Trump’s tariff plan pushes NAFTA talks to the brink
MEXICO CITY — President Donald Trump’s decision to unilaterally slap tariffs on imports of steel and aluminum has upended the NAFTA renegotiation and threatens to derail talks that were already politically and economically sensitive for all three countries.
Canadian, Mexican and U.S. government officials and industry representatives, gathered here for the seventh negotiating round, were sent scrambling when Trump announced plans to levy tariffs of 25 percent on steel imports and 10 percent on aluminum imports to protect U.S. national security interests.
While negotiators have continued to meet, the tone has changed as Canadian and Mexican representatives try to figure out the impact on their countries and whether their leaders will retaliate if Trump doesn’t backtrack.
“Why are we signing a trade deal with a country that would unilaterally decide to restrict certain sectors?” said Jorge Guajardo, a former Mexican ambassador to China who now works as a senior director at McLarty Associates in Washington.
“Once it becomes political, you have to have a winner, you have to have a loser, and that just makes it more difficult” — Jorge Guajardo
Since the announcement, negotiators have been “just going through the motions — that’s it,” Jerry Dias, president of Canada’s largest labor union, Unifor, told POLITICO on the sidelines of the talks on Friday.
“This is the United States’ plan to schoolyard bully.

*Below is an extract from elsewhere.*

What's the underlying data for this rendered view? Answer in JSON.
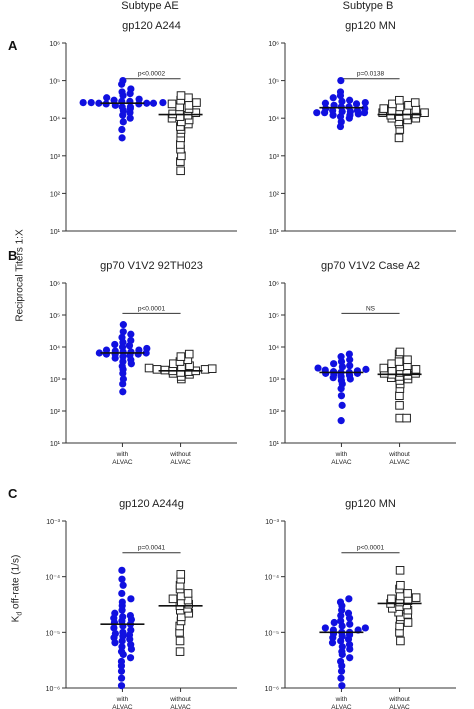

This is the United States saying, ‘Listen, the trade agreement is going to be based on our rules, or there’s not going to be a trade agreement at all,’” Dias said. “It’s best for us to just understand that up front and walk away.”
Others closely involved in or following the talks downplayed the idea the tariffs would lead any country to withdraw from the agreement, but there is consensus that Trump’s play will make an already contentious negotiation only more difficult.
The U.S. has put forward proposals on issues including dispute settlement, government procurement and automotive rules of origin that its NAFTA partners have found unworkable — and now they are even less likely to find reason to compromise.
“Once it becomes political, you have to have a winner, you have to have a loser, and that just makes it more difficult,” Guajardo said.
Both Canada and Mexico — which together account for about 90 percent of U.S. steel exports — hold out hope they might be carved out of the final tariff decision, which the White House is expected to finalize sometime next week. But Trump has offered no indication there will be any exemptions.
“The looming storm clouds on steel and aluminum are a serious risk to world trade and to the NAFTA negotiations” — Peter Clark, a Canadian international trade strategist
Canadian Foreign Minister Chrystia Freeland vowed on Thursday to take “responsive measures,” if Canada is affected, calling any restrictions against imports “absolutely unacceptable.” At the same time, Mexico has said it will consider all its options if it is targeted, including potentially taking safeguard action under Section 201 of the Trade Act of 1974.
Mexico, in particular, has been careful not to make any official declarations or threats until Trump acts. The hope in all three countries is that Trump will take to heart the widespread backlash from businesses, trading partners and Republicans in Congress and soften or narrow his course.
Optimistic views that the tariff news and fallout could remain separate from the talks are tempered by the fact that steel and aluminum are central to some industries that were already in the spotlight in the NAFTA renegotiation. Autos, for example, have emerged as one of the thorniest policy issues, and talks on rules of origin could now be deeply affected by the forthcoming tariffs.
“It’s difficult to argue that the potential Section 232 implications are on a separate track than the NAFTA auto rules renegotiations because steel and aluminum are the core materials in automotive assembly,” said Flavio Volpe, president of the Automotive Parts Manufacturers’ Association, a Canadian auto group. “If the White House chooses to proceed without excluding Canada, it is unclear how USTR can credibly move good faith negotiations forward at the same pace.”
And even as the White House maintains that “it’s got nothing to do with NAFTA,” as Trump trade adviser Peter Navarro said Friday, frantic chatter about what the tariffs will look like and the effect they could have on the negotiations continued to course throughout the halls of the Camino Real, the hotel here where officials are meeting.
“The looming storm clouds on steel and aluminum are a serious risk to world trade and to the NAFTA negotiations,” Peter Clark, a Canadian international trade strategist, wrote in a column on Friday.
The expected announcement “could, if it includes undeserving victims, begin a long and bitter trade war,” he continued, adding: “Nobody wins a trade war.”